Scrybe

Documentation

Usage

Installation

Installing is a matter of downloading the scrybe.phar that is available at:

http://www.phpdoc.org/scrybe.phar

And after that you could view what tasks are available by entering:

$ php scrybe.phar

or:

$ php scrybe.phar list

That exposes which output formats are currently supported. This list will be expanded in the future when more features are implemented.

Upgrading

Upgrading your installation of Scrybe is a matter of running the following command:

$ php scrybe.phar update

This command is currently not shown in the command listing.

Running

Scrybe is easy to use, for each output format there is a separate task. These tasks may have specific properties so it pays to review it with the help command like this:

$ php scrybe.phar help [command]

New commands are added as this project progresses to be sure to regularly check this document.

Converting to HTML

To convert your documentation to HTML you can run the following command:

$ php scrybe.phar manual:to-html [SOURCES] [...]

By default it will output your documentation to a folder build and use RestructuredText as input format.
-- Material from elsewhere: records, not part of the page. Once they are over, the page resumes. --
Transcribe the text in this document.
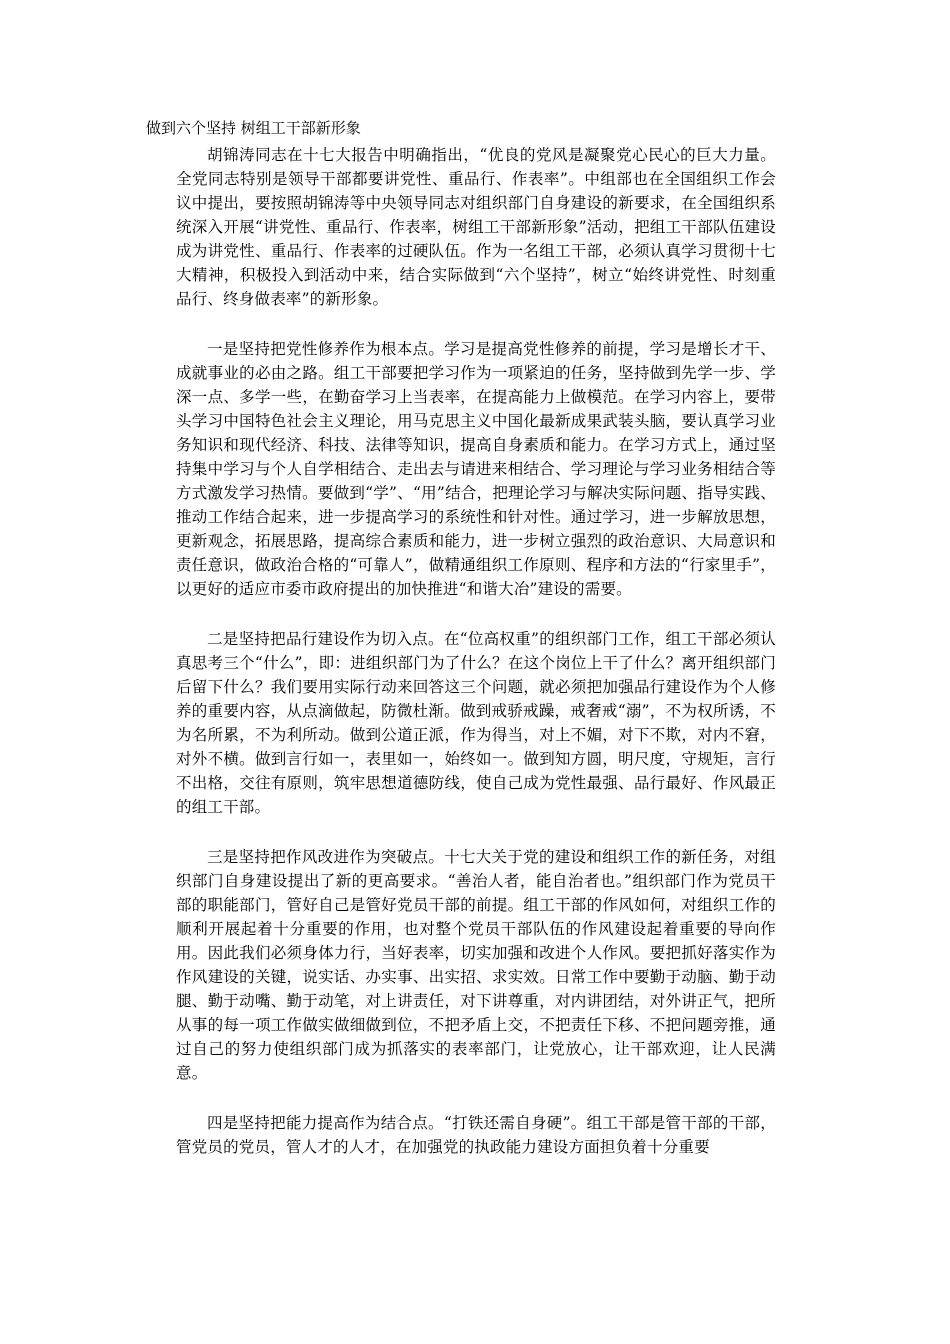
做到六个坚持 树组工干部新形象

胡锦涛同志在十七大报告中明确指出，“优良的党风是凝聚党心民心的巨大力量。全党同志特别是领导干部都要讲党性、重品行、作表率”。中组部也在全国组织工作会议中提出，要按照胡锦涛等中央领导同志对组织部门自身建设的新要求，在全国组织系统深入开展“讲党性、重品行、作表率，树组工干部新形象”活动，把组工干部队伍建设成为讲党性、重品行、作表率的过硬队伍。作为一名组工干部，必须认真学习贯彻十七大精神，积极投入到活动中来，结合实际做到“六个坚持”，树立“始终讲党性、时刻重品行、终身做表率”的新形象。

一是坚持把党性修养作为根本点。学习是提高党性修养的前提，学习是增长才干、成就事业的必由之路。组工干部要把学习作为一项紧迫的任务，坚持做到先学一步、学深一点、多学一些，在勤奋学习上当表率，在提高能力上做模范。在学习内容上，要带头学习中国特色社会主义理论，用马克思主义中国化最新成果武装头脑，要认真学习业务知识和现代经济、科技、法律等知识，提高自身素质和能力。在学习方式上，通过坚持集中学习与个人自学相结合、走出去与请进来相结合、学习理论与学习业务相结合等方式激发学习热情。要做到“学”、“用”结合，把理论学习与解决实际问题、指导实践、推动工作结合起来，进一步提高学习的系统性和针对性。通过学习，进一步解放思想，更新观念，拓展思路，提高综合素质和能力，进一步树立强烈的政治意识、大局意识和责任意识，做政治合格的“可靠人”，做精通组织工作原则、程序和方法的“行家里手”，以更好的适应市委市政府提出的加快推进“和谐大冶”建设的需要。

二是坚持把品行建设作为切入点。在“位高权重”的组织部门工作，组工干部必须认真思考三个“什么”，即：进组织部门为了什么？在这个岗位上干了什么？离开组织部门后留下什么？我们要用实际行动来回答这三个问题，就必须把加强品行建设作为个人修养的重要内容，从点滴做起，防微杜渐。做到戒骄戒躁，戒奢戒“溺”，不为权所诱，不为名所累，不为利所动。做到公道正派，作为得当，对上不媚，对下不欺，对内不窘，对外不横。做到言行如一，表里如一，始终如一。做到知方圆，明尺度，守规矩，言行不出格，交往有原则，筑牢思想道德防线，使自己成为党性最强、品行最好、作风最正的组工干部。

三是坚持把作风改进作为突破点。十七大关于党的建设和组织工作的新任务，对组织部门自身建设提出了新的更高要求。“善治人者，能自治者也。”组织部门作为党员干部的职能部门，管好自己是管好党员干部的前提。组工干部的作风如何，对组织工作的顺利开展起着十分重要的作用，也对整个党员干部队伍的作风建设起着重要的导向作用。因此我们必须身体力行，当好表率，切实加强和改进个人作风。要把抓好落实作为作风建设的关键，说实话、办实事、出实招、求实效。日常工作中要勤于动脑、勤于动腿、勤于动嘴、勤于动笔，对上讲责任，对下讲尊重，对内讲团结，对外讲正气，把所从事的每一项工作做实做细做到位，不把矛盾上交，不把责任下移、不把问题旁推，通过自己的努力使组织部门成为抓落实的表率部门，让党放心，让干部欢迎，让人民满意。

四是坚持把能力提高作为结合点。“打铁还需自身硬”。组工干部是管干部的干部，管党员的党员，管人才的人才，在加强党的执政能力建设方面担负着十分重要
To change this you can make use of the following command line options:

--target (-t)       target location for output (default: 'build')
--input-format (-i) which input format does the documentation sources
                    have? (default: 'rst')
--title             The title of this document (default: 'Scrybe')
--template          which template should be used to generate the
                    documentation? (default: 'default')

Thus, for example: to output your documentation from the docs folder to the web folder you can use the following command:

$ php scrybe.phar -t web docs

Scrybe offers support for changing the look & feel using Twig templates. To change a template you only need to provide the name of a subfolder of the folder data/templates in Scrybe using the --template option.

For example:

$ php scrybe.phar --template default docs

The default is, of course, default. Thus using --template in the above example is overkill but illustrates the point.

Scrybe uses the template name to look in the data/templates/[TEMPLATE] folder for a file called layout.html.twig and uses the content variable to insert the generated HTML contents.